5 Classic Dumb Executive Moves
Folks really seemed to get a lot out of 5 Classic Boardroom Mistakes, so I thought I'd up the ante with these idiotic executive moves. And you know what's really special about these particular mistakes? I made them.
That's right; you too can make idiotic mistakes and still become a successful executive. So why air my own dirty laundry? A few reasons:
- They're funny.
- It's cathartic for me and I think heartening for aspiring executives to know that successful ones do dumb things too.
- Why not? Besides, I did most of them early in my management career ... but not all of them!
- After National Semiconductor acquired Cyrix, National's CEO - Brian Halla - introduced me as the new VP of corporate marketing (same job I had at Cyrix) at a companywide quarterly meeting. It would have been a nice gesture -- had I actually been there. Not realizing what a big deal it was, I skipped the meeting to get some work done. Bad idea.
- Way back when, before sexual harassment litigation was a big thing, after-hours at a tradeshow in Atlanta, I and a few other executives of a public company took a couple of our female employees - at their request, I may add - to a gentlemen's club. No harm was done and we all had a good time, but what the hell we were thinking?
- As CEO of a startup during the tech bubble, while pitching a prominent Silicon Valley venture capitalist to raise some funds, I gripped a mechanical sample of a silicon device too tightly and it shattered in my hands. Reliability was supposed to be a key selling point of the technology. We didn't get the money.

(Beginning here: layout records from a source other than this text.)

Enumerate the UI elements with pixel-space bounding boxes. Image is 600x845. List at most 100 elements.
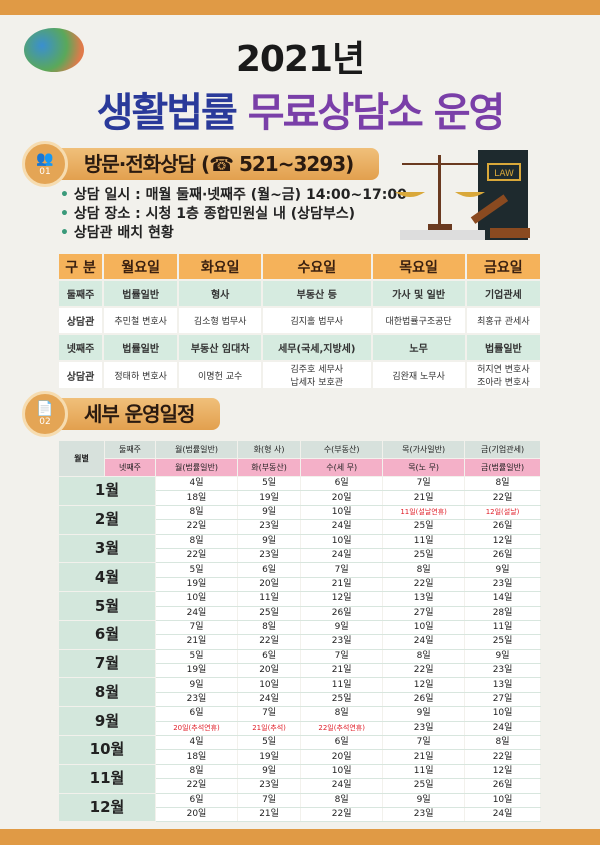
schedule-row: 22일 23일 24일 25일 26일 (59, 547, 541, 564)
schedule-date: 8일 (382, 648, 466, 665)
law-scales-gavel-illustration: LAW (395, 150, 530, 240)
schedule-date: 12일 (464, 763, 541, 780)
city-logo (24, 28, 84, 72)
schedule-date: 14일 (464, 591, 541, 607)
schedule-row: 11월 8일 9일 10일 11일 12일 (58, 763, 541, 794)
schedule-date: 24일 (300, 547, 384, 564)
schedule-date: 24일 (464, 720, 541, 737)
schedule-date: 19일 (155, 663, 238, 679)
schedule-date: 20일(추석연휴) (155, 720, 238, 737)
schedule-date: 8일 (300, 792, 384, 808)
schedule-date: 21일 (382, 749, 466, 765)
schedule-date: 25일 (464, 634, 541, 650)
schedule-date: 6일 (236, 648, 302, 665)
section-number: 01 (39, 167, 51, 177)
bullet-staff: 상담관 배치 현황 (60, 224, 407, 243)
schedule-date: 22일 (382, 576, 466, 593)
month-label: 6월 (58, 619, 156, 650)
table-cell: 노무 (370, 333, 467, 362)
schedule-date: 23일 (464, 663, 541, 679)
schedule-date: 23일 (236, 519, 302, 535)
schedule-row: 22일 23일 24일 25일 26일 (59, 778, 541, 794)
table-cell: 최홍규 관세사 (464, 306, 543, 335)
schedule-date: 8일 (382, 562, 466, 578)
table-cell: 부동산 임대차 (177, 333, 264, 362)
schedule-row: 18일 19일 20일 21일 22일 (59, 490, 541, 506)
table-row: 둘째주 법률일반 형사 부동산 등 가사 및 일반 기업관세 (56, 279, 543, 308)
schedule-date: 18일 (155, 490, 238, 506)
month-label: 1월 (58, 476, 156, 506)
schedule-date: 25일 (236, 605, 302, 621)
schedule-row: 12월 6일 7일 8일 9일 10일 (58, 792, 541, 823)
schedule-row: 7월 5일 6일 7일 8일 9일 (58, 648, 541, 679)
schedule-date: 11일 (464, 619, 541, 636)
schedule-date: 21일 (300, 576, 384, 593)
schedule-date: 5일 (236, 475, 302, 492)
table-cell: 상담관 (56, 306, 105, 335)
table-cell: 대한법률구조공단 (370, 306, 467, 335)
month-label: 12월 (58, 792, 156, 823)
schedule-date: 20일 (300, 490, 384, 506)
day-header-week2: 목(가사일반) (382, 440, 466, 459)
schedule-date: 7일 (300, 562, 384, 578)
schedule-date: 13일 (382, 591, 466, 607)
section-number: 02 (39, 417, 51, 427)
schedule-row: 24일 25일 26일 27일 28일 (59, 605, 541, 621)
schedule-date: 23일 (236, 547, 302, 564)
schedule-date: 7일 (382, 735, 466, 751)
table-cell: 상담관 (56, 360, 105, 390)
schedule-date: 4일 (155, 735, 238, 751)
table-header-cell: 목요일 (370, 252, 467, 281)
month-label: 2월 (58, 504, 156, 535)
day-header-week4: 수(세 무) (300, 458, 384, 477)
schedule-date: 10일 (155, 591, 238, 607)
table-cell: 둘째주 (56, 279, 105, 308)
month-label: 7월 (58, 648, 156, 679)
section-title: 방문·전화상담 (☎ 521~3293) (56, 148, 380, 180)
schedule-date: 4일 (155, 475, 238, 492)
day-header-week2: 월(법률일반) (155, 440, 238, 459)
info-bullets: 상담 일시 : 매월 둘째·넷째주 (월~금) 14:00~17:00 상담 장… (60, 186, 407, 243)
schedule-date: 22일 (155, 519, 238, 535)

- Back in the day, before we used computers to give presentations, we used transparencies on overhead projectors. I was sitting in a relatively high-level customer meeting, waiting for the sales manager to finish his introductions, when I realized that I - the featured speaker - had forgotten to bring my transparencies. Talk about embarrassing.
- Ten years ago, when you edited a file somebody sent you as a Lotus email attachment, forget to save it to a local disk and shut down your PC, you lost the changes. Well, I had worked on an important pitch for days, thinking I was saving it when I wasn't. When I rebooted my computer, I lost the entire pitch and had to stay up all night recreating it. Years later there was an episode of Friends where that happened to Ross.